Listen, God commands you to desire and creates the desire for the command. But if you are convinced by the devil’s lie that you cannot, you will not. So turn from the lie of spiritual fatalism. Secondly, remember how you were saved. Faith came by hearing the Word of God. If you have been born again, God has put His Spirit within you to desire what you cannot desire on your own. Remember when you got saved. God created life in you! Why can’t He breathe life in you again? Remember when the Word did come alive for you. Was it not some amazing times? Living Hope, you cannot live out your hope without this. It is urgent!

Thirdly, change your lifestyle. Perhaps because of the lie of spiritual fatalism or the lie that you will fail if you start or the lie that you will not get anything out of it or the lie that you have too much to do, you replace the pure milk with cheap substitutes that have left you so hungry. What changes can you make in your lifestyle? I’m convicted that I feed on too much entertainment that fills up my mind with useless junk. God longs to speak to us beloved. Don’t you want to hear what He has to say? I guess this is why three times in the Bible God says, “Man cannot live by bread alone, but by every word that proceeds out of the mouth of God.” Let’s pray for a eager longing for the Word of God.


[1]Soanes, C., & Stevenson, A. (2004). Concise Oxford English Dictionary (11th ed.). Oxford: Oxford University Press.
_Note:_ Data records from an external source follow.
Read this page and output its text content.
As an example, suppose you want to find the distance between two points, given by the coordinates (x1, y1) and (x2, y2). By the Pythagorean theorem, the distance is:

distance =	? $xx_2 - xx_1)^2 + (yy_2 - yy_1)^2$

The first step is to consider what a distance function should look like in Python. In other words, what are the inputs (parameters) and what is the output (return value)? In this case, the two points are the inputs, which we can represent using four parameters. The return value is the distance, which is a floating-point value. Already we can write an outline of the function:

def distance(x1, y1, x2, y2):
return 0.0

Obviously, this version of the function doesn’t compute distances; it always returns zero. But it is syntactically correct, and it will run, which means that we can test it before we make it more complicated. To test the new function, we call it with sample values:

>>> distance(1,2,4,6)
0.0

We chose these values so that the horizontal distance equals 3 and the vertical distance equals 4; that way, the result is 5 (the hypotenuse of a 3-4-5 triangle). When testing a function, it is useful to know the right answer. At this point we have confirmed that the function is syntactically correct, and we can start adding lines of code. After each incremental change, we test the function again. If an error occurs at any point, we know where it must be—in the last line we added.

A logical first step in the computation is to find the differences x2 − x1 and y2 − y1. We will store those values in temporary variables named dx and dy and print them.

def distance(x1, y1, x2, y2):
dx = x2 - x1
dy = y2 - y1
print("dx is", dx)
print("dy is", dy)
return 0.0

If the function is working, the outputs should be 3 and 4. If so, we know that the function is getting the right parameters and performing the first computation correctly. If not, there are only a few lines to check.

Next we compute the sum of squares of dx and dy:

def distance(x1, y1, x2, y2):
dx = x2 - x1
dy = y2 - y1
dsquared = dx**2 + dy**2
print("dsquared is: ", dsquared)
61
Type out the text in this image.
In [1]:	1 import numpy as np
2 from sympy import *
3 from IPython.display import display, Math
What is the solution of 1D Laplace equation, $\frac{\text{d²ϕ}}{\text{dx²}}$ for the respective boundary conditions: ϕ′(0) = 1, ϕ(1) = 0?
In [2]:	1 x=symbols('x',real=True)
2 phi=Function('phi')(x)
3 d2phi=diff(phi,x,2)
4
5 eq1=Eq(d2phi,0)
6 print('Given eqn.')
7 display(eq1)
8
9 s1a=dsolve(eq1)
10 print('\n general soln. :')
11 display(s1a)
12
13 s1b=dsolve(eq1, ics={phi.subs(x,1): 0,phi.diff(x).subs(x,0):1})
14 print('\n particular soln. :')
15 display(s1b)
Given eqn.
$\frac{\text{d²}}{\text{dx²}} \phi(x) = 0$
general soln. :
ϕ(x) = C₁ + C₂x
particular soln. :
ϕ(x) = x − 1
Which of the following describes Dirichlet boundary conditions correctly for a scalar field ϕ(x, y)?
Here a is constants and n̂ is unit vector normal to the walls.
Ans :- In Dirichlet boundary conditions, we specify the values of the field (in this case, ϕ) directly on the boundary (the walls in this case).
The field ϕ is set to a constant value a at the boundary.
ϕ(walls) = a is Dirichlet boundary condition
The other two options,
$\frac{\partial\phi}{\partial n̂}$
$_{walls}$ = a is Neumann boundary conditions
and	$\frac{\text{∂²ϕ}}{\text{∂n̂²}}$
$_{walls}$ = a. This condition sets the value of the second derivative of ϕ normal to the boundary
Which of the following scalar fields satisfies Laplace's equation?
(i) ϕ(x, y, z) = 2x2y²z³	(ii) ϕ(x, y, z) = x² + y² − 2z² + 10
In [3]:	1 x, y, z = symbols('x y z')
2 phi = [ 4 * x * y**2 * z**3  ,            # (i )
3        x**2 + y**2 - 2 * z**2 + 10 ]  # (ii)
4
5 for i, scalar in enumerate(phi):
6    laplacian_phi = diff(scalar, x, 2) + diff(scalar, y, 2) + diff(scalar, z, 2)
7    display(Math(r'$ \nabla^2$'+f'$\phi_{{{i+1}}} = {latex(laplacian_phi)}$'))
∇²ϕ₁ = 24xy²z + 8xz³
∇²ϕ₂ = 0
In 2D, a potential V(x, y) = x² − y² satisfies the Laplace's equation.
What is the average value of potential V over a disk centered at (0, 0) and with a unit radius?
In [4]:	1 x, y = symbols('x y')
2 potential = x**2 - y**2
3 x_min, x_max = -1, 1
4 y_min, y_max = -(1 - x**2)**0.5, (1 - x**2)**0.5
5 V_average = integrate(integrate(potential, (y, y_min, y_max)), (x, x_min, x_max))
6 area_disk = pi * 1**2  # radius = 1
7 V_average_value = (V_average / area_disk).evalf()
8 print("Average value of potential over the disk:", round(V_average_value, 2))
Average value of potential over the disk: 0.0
[2]Hurt, Bruce. “1 Pet. 2:1-6 Commentary”  accessed 22 April 2010.

[3]Ryken, L., Wilhoit, J., Longman, T., Duriez, C., Penney, D., & Reid, D. G. (2000). Dictionary of Biblical Imagery (electronic ed.) (770). Downers  Grove, IL: InterVarsity Press.

[4]Taken from  accessed 23 April 2010.

[5]Hurt, Bruce, Ibid. 

[6]Macarthur, John. “Supernatural Love Part 2”  accessed 23 April 2010.

[7]Hurt, Bruce, Ibid. 

[8]MacDonald, J. (2002). God wrote a book (14). Wheaton, Ill.: Crossway Books.

[9]MacArthur, J. (98).

[10]Schreiner, T. R. (99).

[11]MacArthur, J. (99).

[12]Davids, P. H. (83).

[13]Cole, Stephen. “Getting into the Word”  accessed 23 April 2010. 

[14]Piper, J. (2007; 2007). Sermons from John Piper (1990-1999). Desiring God; Minneapolis, MN.